Maybe she could talk him down.

She began to speak, keeping her voice steady, her tone casual. “I felt the cable go when I went full ahead to get altitude for the go-around. It’s stuck in the full-throttle position, all the juice, full-ahead go. We need low power to land, not full power.”

The plane’s engine seemed louder and fiercer at this moment than any Liam had heard before. The Cessna was at a hundred feet and in a shallow right turn, Nenevok Creek, the tops of the spruce and birch and a small but rugged outcropping of rock passing in rapid succession beneath the right wheel. The single wheel of the landing gear visible to him was shuddering beneath the vibrations of the RPMs, and to Liam’s fascinated eye looked as if it were ready to launch out on its own.

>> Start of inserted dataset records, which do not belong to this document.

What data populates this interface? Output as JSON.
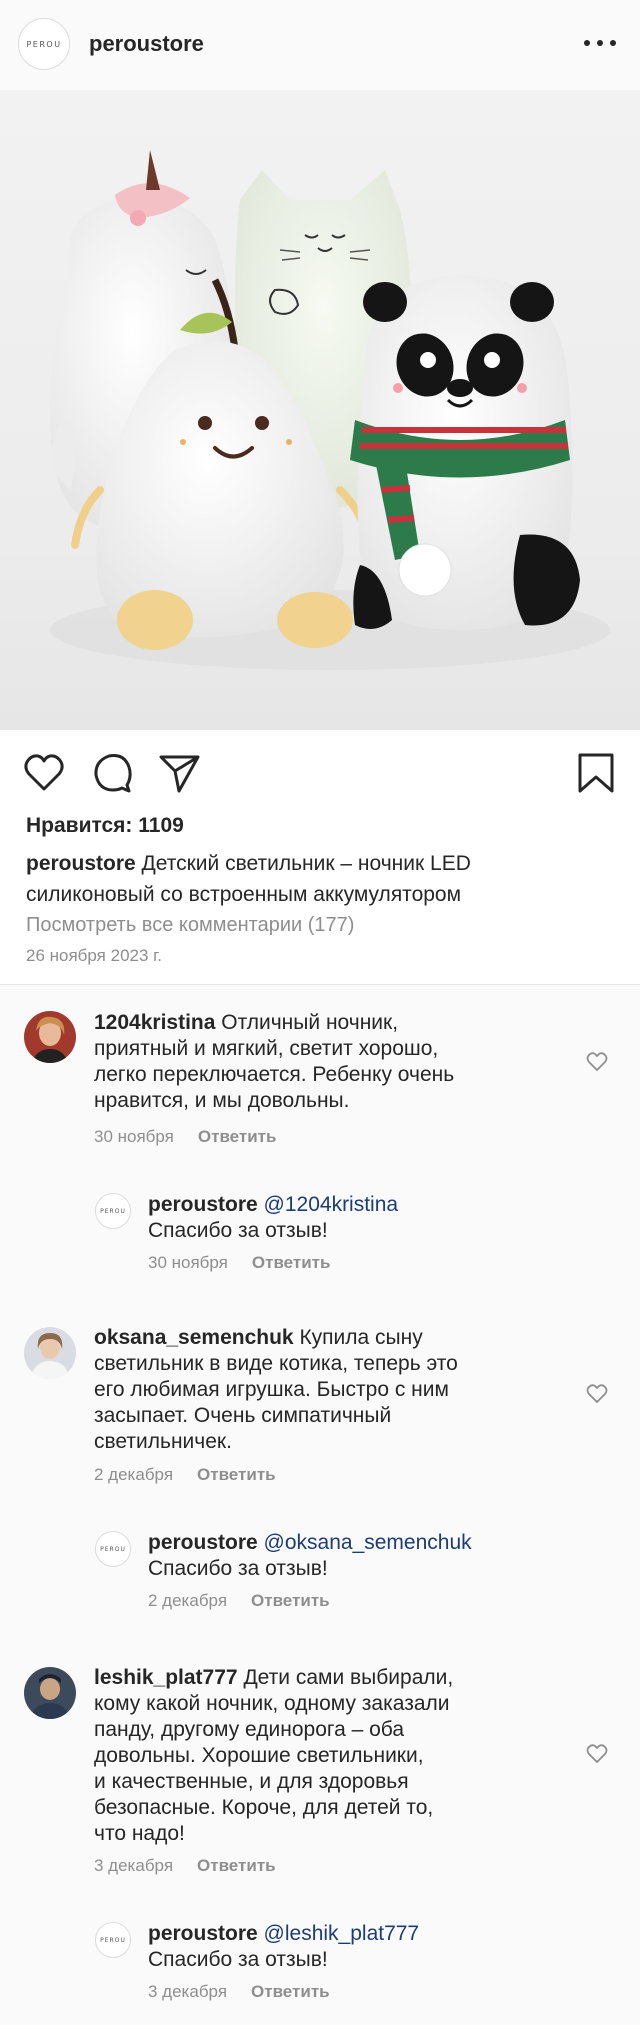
{
  "header": {
    "logo_text": "PEROU",
    "username": "peroustore",
    "more_icon": "more-horizontal-icon"
  },
  "post": {
    "image_alt": "Детский светильник – ночник LED силиконовый",
    "likes_label": "Нравится: 1109",
    "caption_username": "peroustore",
    "caption_line1": "Детский светильник – ночник LED",
    "caption_line2": "силиконовый со встроенным аккумулятором",
    "view_all": "Посмотреть все комментарии (177)",
    "date": "26 ноября 2023 г."
  },
  "actions": {
    "like_icon": "heart-icon",
    "comment_icon": "comment-icon",
    "share_icon": "send-icon",
    "save_icon": "bookmark-icon"
  },
  "reply_label": "Ответить",
  "comments": [
    {
      "username": "1204kristina",
      "lines": [
        "Отличный ночник,",
        "приятный и мягкий, светит хорошо,",
        "легко переключается. Ребенку очень",
        "нравится, и мы довольны."
      ],
      "date": "30 ноября",
      "reply": {
        "username": "peroustore",
        "mention": "@1204kristina",
        "text": "Спасибо за отзыв!",
        "date": "30 ноября"
      }
    },
    {
      "username": "oksana_semenchuk",
      "lines": [
        "Купила сыну",
        "светильник в виде котика, теперь это",
        "его любимая игрушка. Быстро с ним",
        "засыпает. Очень симпатичный",
        "светильничек."
      ],
      "date": "2 декабря",
      "reply": {
        "username": "peroustore",
        "mention": "@oksana_semenchuk",
        "text": "Спасибо за отзыв!",
        "date": "2 декабря"
      }
    },
    {
      "username": "leshik_plat777",
      "lines": [
        "Дети сами выбирали,",
        "кому какой ночник, одному заказали",
        "панду, другому единорога – оба",
        "довольны. Хорошие светильники,",
        "и качественные, и для здоровья",
        "безопасные. Короче, для детей то,",
        "что надо!"
      ],
      "date": "3 декабря",
      "reply": {
        "username": "peroustore",
        "mention": "@leshik_plat777",
        "text": "Спасибо за отзыв!",
        "date": "3 декабря"
      }
    }
  ]
}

Over the headset Wy’s voice came, unruffled, no hint of panic, a throttle cable could have broken in flight every day of her flying career for all the emotion she put into the words. “I’m going to pull the carb heat, that will slow us down some.” Her hands moved to another control. “Now I’m going to trim the nose down, to keep from climbing. That will slow us down some more.”

It did seem like they were slowing down. It took a long time to get on the other side of that rock outcropping, which seemed more threatening the longer Liam looked at it. “I love you, Wy,” he repeated.

“Now I’m going to lean the mixture. That cuts the gas going into the engine, slows it down even more.”

What if the engine quit completely? It took everything in him not to ask the question out loud. He could no longer watch the ground rush up at them and lowered his gaze to the control panel. The first thing to meet his appalled eyes was the altimeter. Fifty feet. Thirty. The tail of the Cessna came up. Twenty.

“Okay,” Wy said serenely, “we’re looking good. Now I’m going to pull the mixture all the way out. That means that the engine will be getting all air and no fuel, and that means that-” Wy’s hands went to a knob and pulled it all the way out.

The engine died.

There was no sound but the rush of air past the plane. The prop slowed and then came to a stop, the blades straight up and down in front of the windshield.

They touched down easily, smoothly, connecting solidly on all three wheels all at the same time, as if they’d done it a thousand times before and, praise be, would live to do it a thousand times again.

The plane rolled to a stop well before the end of the strip, plenty of room to spare.

The two in it sat for a moment, silent, staring forward.

Wy moved first, removing her headset and tossing it on top of the dash. She took a deep breath and turned to smile at Liam. “That’s what we call a deadstick landing. No power. All up to lift and gravity.”